Novas regras para investidor qualificado inclui agente autonomo de investimento ANCORD


(SÃO PAULO) – A instrução 554, publicada em dezembro de 2014 pela CVM (Comissão de Valores Mobiliários), aumentou o patrimônio mínimo para que um brasileiro seja considerado investidor qualificado ou profissional, tornando aplicações de risco como BDR, CRI, CRA, FIDC, FIP e debêntures incentivadas menos acessíveis a milhares de brasileiros. Por outro lado, a mesma instrução abriu a porta para que profissionais ligados ao mercado financeiro tenham grande liberdade para investir nos ativos que quiserem.

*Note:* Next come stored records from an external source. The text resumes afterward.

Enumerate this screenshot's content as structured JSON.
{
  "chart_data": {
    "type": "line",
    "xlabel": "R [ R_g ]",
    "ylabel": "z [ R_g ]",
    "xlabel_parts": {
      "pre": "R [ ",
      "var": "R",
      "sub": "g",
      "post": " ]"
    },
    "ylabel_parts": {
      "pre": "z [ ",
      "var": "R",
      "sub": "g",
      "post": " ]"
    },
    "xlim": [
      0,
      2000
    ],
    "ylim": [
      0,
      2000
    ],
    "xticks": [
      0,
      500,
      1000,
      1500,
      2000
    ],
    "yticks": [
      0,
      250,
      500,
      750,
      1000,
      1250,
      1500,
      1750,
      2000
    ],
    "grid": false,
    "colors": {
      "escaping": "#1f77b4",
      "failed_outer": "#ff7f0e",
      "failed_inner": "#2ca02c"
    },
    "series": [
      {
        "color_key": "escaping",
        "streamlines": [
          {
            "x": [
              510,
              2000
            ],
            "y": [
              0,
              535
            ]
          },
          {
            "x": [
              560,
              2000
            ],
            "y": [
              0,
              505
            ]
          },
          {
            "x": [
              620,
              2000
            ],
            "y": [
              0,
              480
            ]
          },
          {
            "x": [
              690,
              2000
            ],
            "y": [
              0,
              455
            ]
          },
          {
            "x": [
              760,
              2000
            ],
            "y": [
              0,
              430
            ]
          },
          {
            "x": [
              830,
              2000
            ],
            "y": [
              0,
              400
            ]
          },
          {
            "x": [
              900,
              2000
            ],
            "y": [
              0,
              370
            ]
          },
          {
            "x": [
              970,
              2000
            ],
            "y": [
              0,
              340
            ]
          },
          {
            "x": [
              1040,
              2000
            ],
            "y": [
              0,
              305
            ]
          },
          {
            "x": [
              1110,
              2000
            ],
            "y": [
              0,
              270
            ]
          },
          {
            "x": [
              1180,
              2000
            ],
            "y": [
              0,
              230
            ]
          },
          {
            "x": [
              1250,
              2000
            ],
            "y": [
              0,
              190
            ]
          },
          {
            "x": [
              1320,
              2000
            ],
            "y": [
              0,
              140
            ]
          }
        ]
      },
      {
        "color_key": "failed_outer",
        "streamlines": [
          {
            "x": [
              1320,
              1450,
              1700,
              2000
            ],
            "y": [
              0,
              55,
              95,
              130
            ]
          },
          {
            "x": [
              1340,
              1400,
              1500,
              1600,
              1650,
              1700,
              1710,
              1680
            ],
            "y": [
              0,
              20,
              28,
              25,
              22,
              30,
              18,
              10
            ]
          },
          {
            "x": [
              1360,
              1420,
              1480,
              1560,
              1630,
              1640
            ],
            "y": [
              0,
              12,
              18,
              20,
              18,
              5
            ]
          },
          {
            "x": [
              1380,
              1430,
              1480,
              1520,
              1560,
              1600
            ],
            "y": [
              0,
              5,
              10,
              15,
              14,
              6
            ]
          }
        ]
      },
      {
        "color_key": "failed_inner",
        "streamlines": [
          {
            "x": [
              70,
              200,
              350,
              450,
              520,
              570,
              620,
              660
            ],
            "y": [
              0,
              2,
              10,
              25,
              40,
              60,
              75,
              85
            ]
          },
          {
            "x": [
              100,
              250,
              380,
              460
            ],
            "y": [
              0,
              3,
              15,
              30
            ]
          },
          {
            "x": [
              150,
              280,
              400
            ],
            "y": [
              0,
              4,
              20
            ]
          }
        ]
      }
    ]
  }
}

O patrimônio mínimo exigido para alguém ser considerado investidor qualificado subiu de R$ 300 mil para R$ 1 milhão em aplicações financeiras. Segundo cálculos da Anbima (a associação de gestoras e bancos de investimento) apresentados durante a audiência pública que discutiu a nova norma, apenas 131 mil brasileiros possuem mais de R$ 1 milhão investidos em produtos financeiros. A ideia da CVM foi restringir o acesso a esses produtos apenas aos brasileiros que podem contratar um consultor financeiro ou a assessoria personalizada de uma instituição financeira.

Por outro lado, a nova norma da CVM deu grande liberdade aos profissionais de finanças para investir os recursos próprios. Passaram a ser considerados qualificados pessoas aprovadas em exames de qualificação técnica ou que possuam certificações financeiras para o registro de agente autônomo de investimento, administradores de carteira, analistas e consultores de valores mobiliários. Segundo a assessoria de imprensa da CVM, estão incluídos na norma pessoas que passaram nas provas da Ancord (agentes autônomos), profissionais com certificados CGA (gestores de recursos de terceiros) ou CEA (assessores de investimento), planejadores financeiros CFP e analistas com CNPI. Antes apenas administradores de carteira e consultores de valores mobiliários eram considerados qualificados. A mudança é um importante avanço porque, além dos milionários, passaram a ser tradados como qualificados investidores com conhecimento comprovado em finanças.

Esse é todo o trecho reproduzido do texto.